From Canton Restaurant to Panda Express by Haiming Liu The text presents a history of Chinese food in America through the lens of restaurants, immigration policies, and cultural adaptation from the 1800s to modern times.

The Eighth Promise by William Poy Lee A memoir weaves together Chinese cooking traditions and immigrant experiences through the story of a mother and son in San Francisco's Chinatown.

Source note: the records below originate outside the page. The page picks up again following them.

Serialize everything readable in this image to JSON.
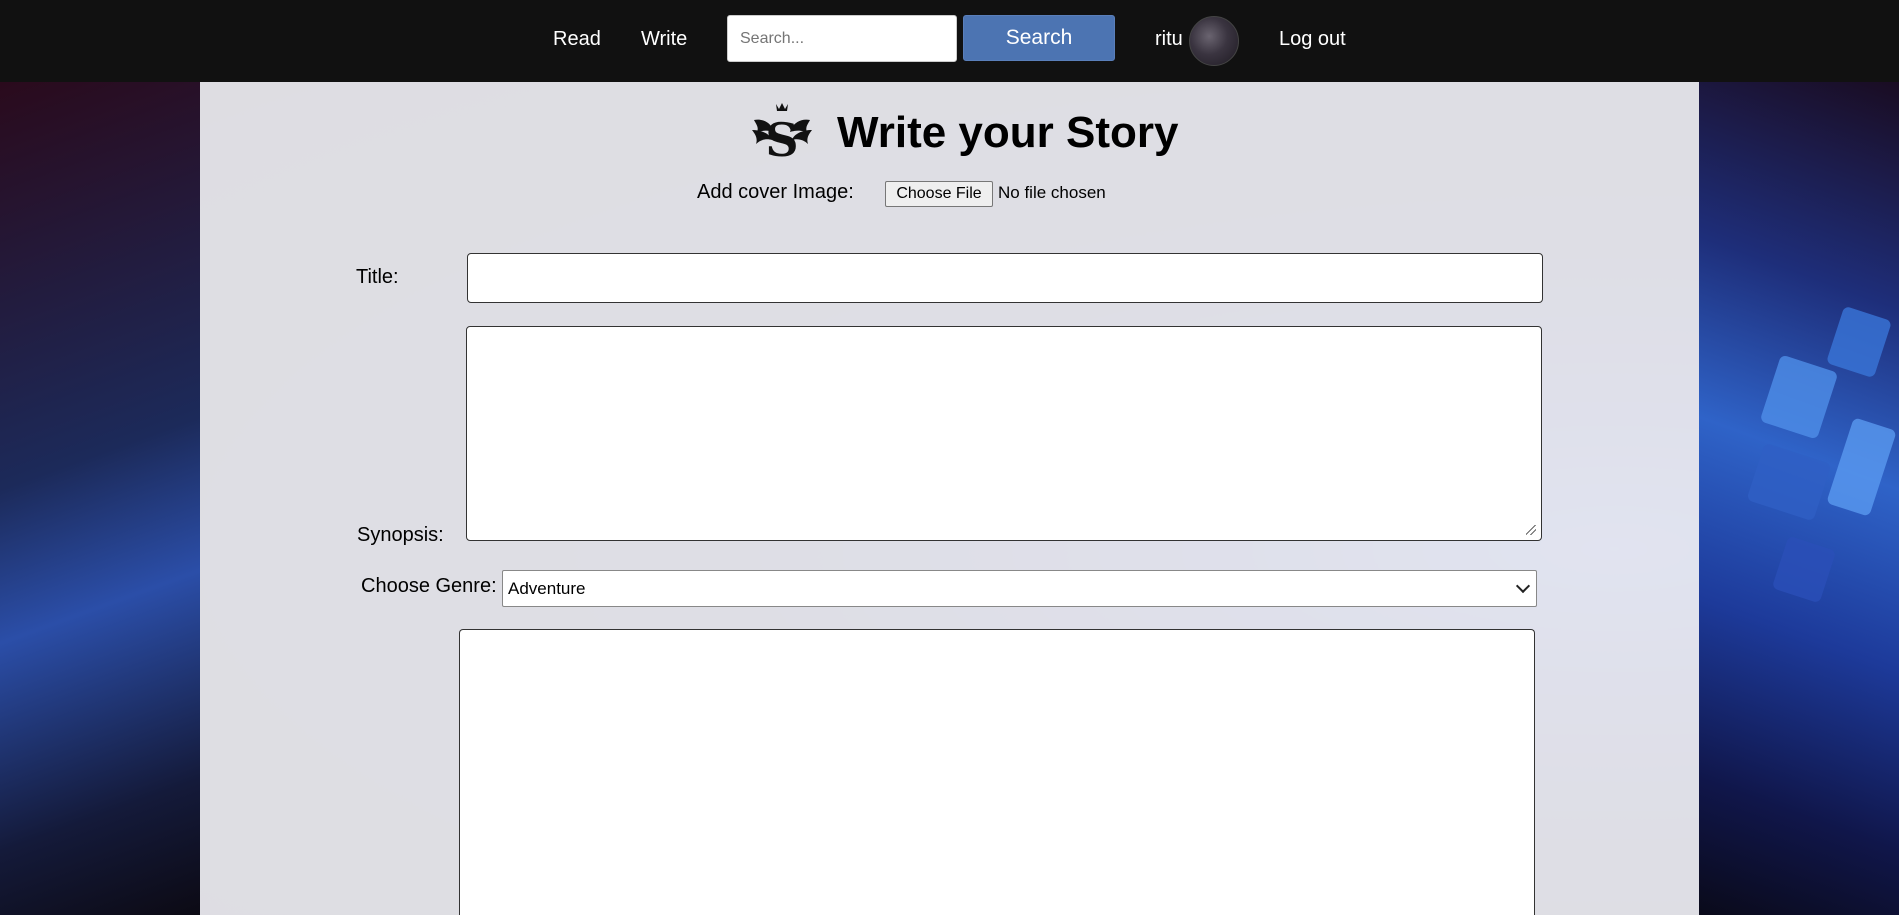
{
  "nav": {
    "read": "Read",
    "write": "Write",
    "search_placeholder": "Search...",
    "search_button": "Search",
    "username": "ritu",
    "logout": "Log out"
  },
  "form": {
    "title": "Write your Story",
    "cover_label": "Add cover Image:",
    "choose_file": "Choose File",
    "file_status": "No file chosen",
    "title_label": "Title:",
    "title_value": "",
    "synopsis_label": "Synopsis:",
    "synopsis_value": "",
    "genre_label": "Choose Genre:",
    "genre_selected": "Adventure",
    "story_value": ""
  },
  "colors": {
    "nav_bg": "#111111",
    "search_button": "#4c74b2",
    "panel_bg": "#eeeef2"
  },
  "icons": {
    "logo": "winged-s-crest-logo",
    "select_arrow": "chevron-down-icon"
  }
}
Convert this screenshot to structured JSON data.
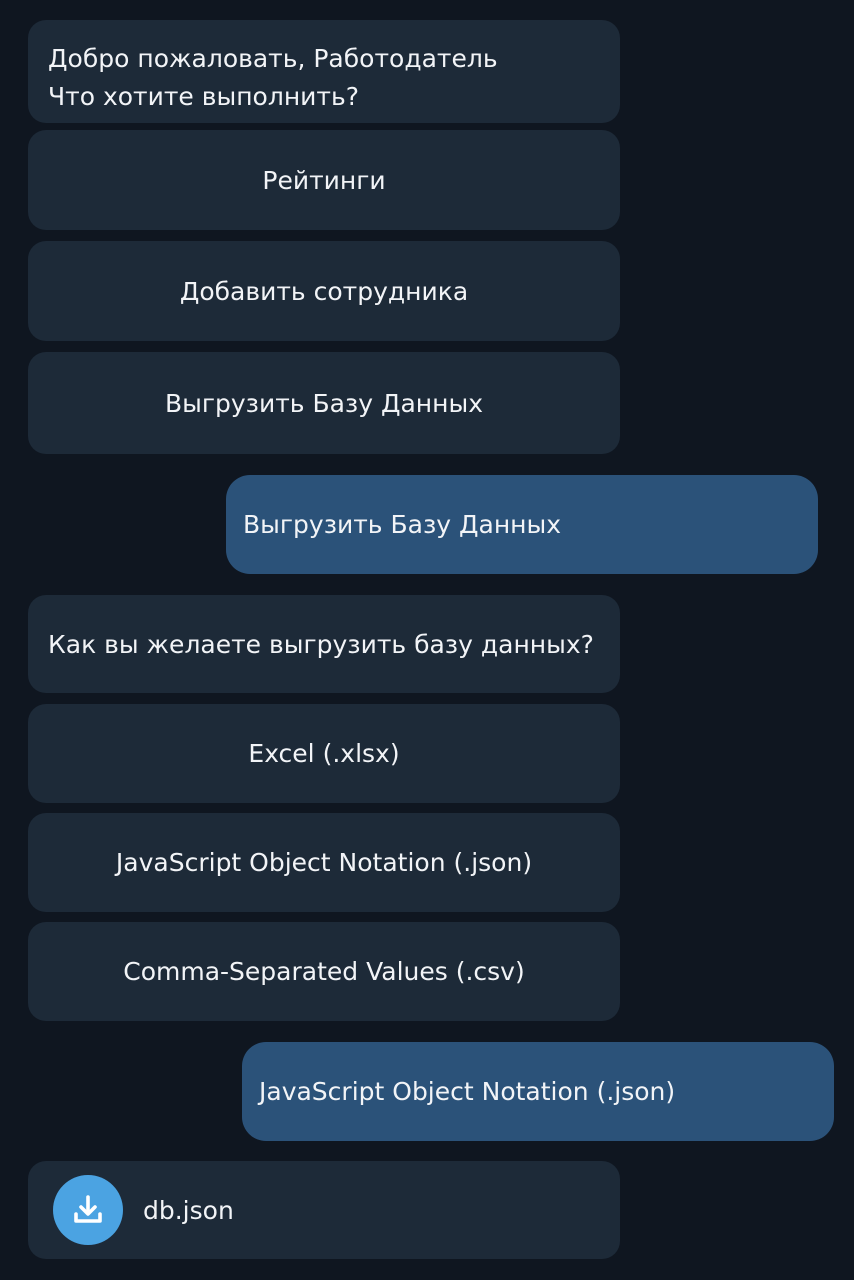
{
  "greeting": {
    "line1": "Добро пожаловать, Работодатель",
    "line2": "Что хотите выполнить?"
  },
  "main_menu": {
    "ratings": "Рейтинги",
    "add_employee": "Добавить сотрудника",
    "export_db": "Выгрузить Базу Данных"
  },
  "user_reply_1": "Выгрузить Базу Данных",
  "export_question": "Как вы желаете выгрузить базу данных?",
  "format_menu": {
    "excel": "Excel (.xlsx)",
    "json": "JavaScript Object Notation (.json)",
    "csv": "Comma-Separated Values (.csv)"
  },
  "user_reply_2": "JavaScript Object Notation (.json)",
  "file": {
    "name": "db.json",
    "icon": "download-icon"
  },
  "colors": {
    "background": "#0f1620",
    "incoming_bubble": "#1d2a38",
    "outgoing_bubble": "#2b5279",
    "download_button": "#4ba3e2"
  }
}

The Mission Chinese Food Cookbook by Danny Bowien and Chris Ying The book chronicles the evolution of Chinese-American cuisine through one restaurant's journey from a takeout operation to a cultural phenomenon.

🤔 Interesting facts

🥢 Despite its reputation as a Chinese dish, chop suey was likely invented in America by Chinese cooks adapting their cuisine for Western palates in the late 19th century. 🍜 The first documented Chinese restaurant in America opened in San Francisco in 1849, catering to both Chinese miners and curious locals during the Gold Rush. 🥡 Chinese restaurants became popular in America partly because they offered filling meals at lower prices than their Western counterparts, making them especially appealing during the Great Depression. 🍚 The Nixon administration's 1972 visit to China sparked a nationwide craze for "authentic" Chinese cuisine, particularly Sichuan and Hunan dishes, shifting away from Americanized versions. 📚 Author Andrew Coe comes from a family of food writers—his father was a food journalist for the New Haven Register, and his mother wrote a cookbook about New England cuisine.